Slurm partitions

Partitions in Slurm can be considered as a resource abstraction. A partition configuration defines job limits and access controls for a group of nodes. Slurm allocates resources to a job within the selected partition by taking into consideration the job's requested resources and the partition's available resources and restrictions.

Thirteen partitions are currently configured:

  • MFCF CPU partitions
    • cpu_pr1 : For running jobs on the hpc-pr2 cluster
    • cpu_pr3 : For running jobs on the hpc-pr3 cluster
  • MFCF GPU partitions
    • gpu_p100 : For running jobs on Pascal 100 GPU server
    • gpu_a100 : For running jobs on the Ampere 100 GPU server
    • gpu_h100 : For running jobs on the Hopper 100 GPU server
    • gpu_l40s : For running jobs on the Ada Lovelace L40S GPU server
  • hagrid cluster partitions

Details of each partition's resources are shown in tables below. Resources may be adjusted according to observed usage patterns.

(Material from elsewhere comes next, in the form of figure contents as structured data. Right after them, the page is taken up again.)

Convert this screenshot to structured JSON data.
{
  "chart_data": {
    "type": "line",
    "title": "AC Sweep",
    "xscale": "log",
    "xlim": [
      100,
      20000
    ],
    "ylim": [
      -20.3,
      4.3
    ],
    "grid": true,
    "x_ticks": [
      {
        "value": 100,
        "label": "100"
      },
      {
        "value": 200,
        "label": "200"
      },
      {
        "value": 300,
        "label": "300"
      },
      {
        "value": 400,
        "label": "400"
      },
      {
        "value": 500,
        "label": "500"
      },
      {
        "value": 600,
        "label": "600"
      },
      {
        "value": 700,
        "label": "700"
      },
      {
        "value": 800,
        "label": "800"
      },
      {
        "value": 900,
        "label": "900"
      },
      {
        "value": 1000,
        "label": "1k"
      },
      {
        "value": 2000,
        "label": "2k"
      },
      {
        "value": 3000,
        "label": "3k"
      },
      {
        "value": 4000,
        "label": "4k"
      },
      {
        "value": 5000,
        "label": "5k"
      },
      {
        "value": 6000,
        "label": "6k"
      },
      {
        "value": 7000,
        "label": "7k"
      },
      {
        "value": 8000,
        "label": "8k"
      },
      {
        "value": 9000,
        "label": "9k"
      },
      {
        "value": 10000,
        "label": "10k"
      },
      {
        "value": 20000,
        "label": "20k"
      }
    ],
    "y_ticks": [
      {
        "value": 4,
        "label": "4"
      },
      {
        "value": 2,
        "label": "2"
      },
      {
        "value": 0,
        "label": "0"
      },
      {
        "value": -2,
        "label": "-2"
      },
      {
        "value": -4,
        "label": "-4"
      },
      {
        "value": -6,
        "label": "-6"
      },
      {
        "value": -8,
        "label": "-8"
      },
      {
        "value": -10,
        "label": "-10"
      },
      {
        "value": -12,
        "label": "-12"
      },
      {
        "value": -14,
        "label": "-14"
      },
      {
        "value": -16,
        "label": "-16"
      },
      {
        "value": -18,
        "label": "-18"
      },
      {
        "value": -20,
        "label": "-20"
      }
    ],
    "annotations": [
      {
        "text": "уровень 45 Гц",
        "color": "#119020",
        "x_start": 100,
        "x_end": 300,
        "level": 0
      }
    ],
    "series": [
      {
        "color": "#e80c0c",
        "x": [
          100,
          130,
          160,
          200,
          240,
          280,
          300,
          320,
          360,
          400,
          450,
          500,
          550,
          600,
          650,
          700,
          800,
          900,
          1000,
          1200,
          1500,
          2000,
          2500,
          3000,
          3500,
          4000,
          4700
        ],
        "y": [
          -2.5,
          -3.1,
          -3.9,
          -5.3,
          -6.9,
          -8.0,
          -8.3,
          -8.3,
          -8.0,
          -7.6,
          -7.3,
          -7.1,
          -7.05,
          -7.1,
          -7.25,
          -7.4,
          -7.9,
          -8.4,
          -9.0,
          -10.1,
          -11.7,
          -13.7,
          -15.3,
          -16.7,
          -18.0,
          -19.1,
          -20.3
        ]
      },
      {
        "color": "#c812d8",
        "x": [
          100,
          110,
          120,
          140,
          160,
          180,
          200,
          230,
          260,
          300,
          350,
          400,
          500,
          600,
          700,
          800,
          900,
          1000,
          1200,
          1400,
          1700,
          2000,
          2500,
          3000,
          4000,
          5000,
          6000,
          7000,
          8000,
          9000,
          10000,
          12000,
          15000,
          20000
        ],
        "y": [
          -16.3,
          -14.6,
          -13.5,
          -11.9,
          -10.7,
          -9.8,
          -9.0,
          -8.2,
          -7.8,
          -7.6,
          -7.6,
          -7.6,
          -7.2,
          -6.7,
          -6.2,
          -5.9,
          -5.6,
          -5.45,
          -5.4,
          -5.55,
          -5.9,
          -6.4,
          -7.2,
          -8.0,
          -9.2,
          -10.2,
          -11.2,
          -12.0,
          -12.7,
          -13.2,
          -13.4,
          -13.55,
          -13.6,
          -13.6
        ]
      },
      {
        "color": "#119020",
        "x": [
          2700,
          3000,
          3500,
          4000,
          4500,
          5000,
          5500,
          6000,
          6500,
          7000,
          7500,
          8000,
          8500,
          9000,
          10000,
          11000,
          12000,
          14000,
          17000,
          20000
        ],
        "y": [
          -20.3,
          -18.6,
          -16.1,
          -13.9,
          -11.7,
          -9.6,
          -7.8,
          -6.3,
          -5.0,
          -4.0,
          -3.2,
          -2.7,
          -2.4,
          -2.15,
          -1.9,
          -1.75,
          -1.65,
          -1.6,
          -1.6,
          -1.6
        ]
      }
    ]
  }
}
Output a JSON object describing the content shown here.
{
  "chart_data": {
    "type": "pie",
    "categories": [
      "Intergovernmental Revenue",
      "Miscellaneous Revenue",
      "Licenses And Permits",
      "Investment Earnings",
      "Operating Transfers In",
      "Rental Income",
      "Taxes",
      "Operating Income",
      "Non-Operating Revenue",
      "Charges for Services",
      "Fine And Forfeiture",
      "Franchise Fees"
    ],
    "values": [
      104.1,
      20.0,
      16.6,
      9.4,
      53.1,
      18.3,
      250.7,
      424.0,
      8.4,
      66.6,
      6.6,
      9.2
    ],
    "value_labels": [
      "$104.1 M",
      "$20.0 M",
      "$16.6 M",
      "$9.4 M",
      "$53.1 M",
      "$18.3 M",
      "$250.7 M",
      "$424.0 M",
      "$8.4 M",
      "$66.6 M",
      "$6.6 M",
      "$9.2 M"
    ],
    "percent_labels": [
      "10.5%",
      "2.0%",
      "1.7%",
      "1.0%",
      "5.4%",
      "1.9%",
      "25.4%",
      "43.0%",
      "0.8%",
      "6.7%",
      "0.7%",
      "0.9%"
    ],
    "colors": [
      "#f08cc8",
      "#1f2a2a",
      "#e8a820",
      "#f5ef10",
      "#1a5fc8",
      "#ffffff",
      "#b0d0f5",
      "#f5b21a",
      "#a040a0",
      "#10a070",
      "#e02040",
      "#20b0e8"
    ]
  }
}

Also, partitions' computational resources may overlap.

Useful commands

  • For detailed information on all partitions on a cluster
    scontrol show partition
  • For information on specific partition
    scontrol show partition <partition-name>

Partitions details

  • cpu_pr1 partition: for running production jobs on hpc-pr2 cluster.
    Partition name cpu_pr1
    Total available memory 512 GB
    Max Cores 96 cores
    Threads per core 2 Threads
    Total GPU devices 0
    GPU memory per device 0 GB
    Compute Nodes hpc-pr2-[01-08]
    cpu_pr1 partition resources
     
    Max runtime (h) 180 hours
    Max Nodes 6 Nodes
    cpu_pr1 partition per job resource limits
  • cpu_pr3 partition: for running production jobs on hpc-pr3 cluster.
    Partition name cpu_pr3
    Total available memory 1024 GB
    Max Cores 256 cores
    Threads per core 2 Threads
    Total GPU devices 0
    GPU memory per device 0 GB
    Compute Nodes hpc-pr3-[01-08]
    cpu_pr3 partition resources
     
    Max runtime (h) 180 hours
    Max Nodes 6 Nodes
    cpu_pr3 partition per job resource limits
  • gpu_p100 partition: for jobs using the P100 GPUs
    Partition name gpu_p100
    Total available memory 44 GB
    Max Cores 28 cores
    Threads per core 2 Threads
    Total GPU devices 4 Tesla P100
    GPU memory per device 16 GB
    Compute Nodes gpu-pr1-01
    gpu_p100 partition resources
     
    Max runtime (h) 180 hours
    Max Nodes 1 Node
    gpu_p100 partition per job resource limits
  • gpu_a100 partition: for jobs using the A100 GPUs
    Partition name gpu_a100
    Total available memory 1 TB
    Max Cores 64 cores
    Threads per core 1 Threads
    Total GPU devices 8 Tesla A100
    GPU memory per device 4 GPUs with 40 GB
    4 GPUs with 80 GB
    Compute Nodes gpu-pr1-02
    gpu_a100 partition resources
     
    Max runtime (h) 180 hours
    Max Nodes 1 Node
    gpu_a100 partition per job resource limits
  • gpu_h100 partition: for jobs using the H100 GPUs
    Partition name gpu_h100
    Total available memory 1 TB
    Max Cores 112 cores
    Threads per core 1 Threads
    Total GPU devices 6 H100
    GPU memory per device

    4GPUs with 80 GB

    2GPUs with 96 GB

    Compute Nodes

    gpu-pr1-03

    gpu-pr1-06

    gpu_h100 partition resources
    Max runtime (h) 180 hours
    Max Nodes 1 Node
    gpu_h100 partition per job resource limits
  • gpu_l40s partition: for jobs using the L40S GPUs
    Partition name gpu_l40s
    Total available memory 768 GB
    Max Cores 84 cores
    Threads per core 1 Threads
    Total GPU devices 5 L40S
    GPU memory per device 48 GB
    Compute Nodes

    gpu-pr1-04

    gpu-pr1-05

    gpu_l40s partition resources
    Max runtime (h) 180 hours
    Max Nodes 1 Node
    gpu_l40s partition per job resource limits
  • hagrid_batch partition: This partition is accessible only by hagrid cluster users. If hagrid_batch partition is selected, you have to specify hagrid account using --account=hagrid option.
    Partition name hagrid_batch
    Total available memory 1440 GB
    Total available cores 160 cores
    Threads per core 1 Threads
    Total GPU devices 0
    Compute Nodes hagrid[01-08]
    hagrid_batch partition resources
     
    Max runtime (h) 200 hours
    Max Nodes 6 Nodes
    hagrid_batch partition per job resource limits
  • hagrid_interactive partition: This partition is for Slurm interactive sessions and is accessible only by hagrid cluster users. Interactive jobs, or sessions, are useful for jobs that require direct user input such as code development, compiling, testing/debugging etc.
    Partition name hagrid_interactive
    Total available memory 180 GB
    Total available cores 20 cores
    Threads per core 2 Threads
    Total GPU devices 0
    Compute Nodes hagrid-storage
    hagrid_interactive partition resources
     
    Max runtime (h) 4 hours
    Max Nodes 1 Node
    hagrid_interactive partition  per job resource limits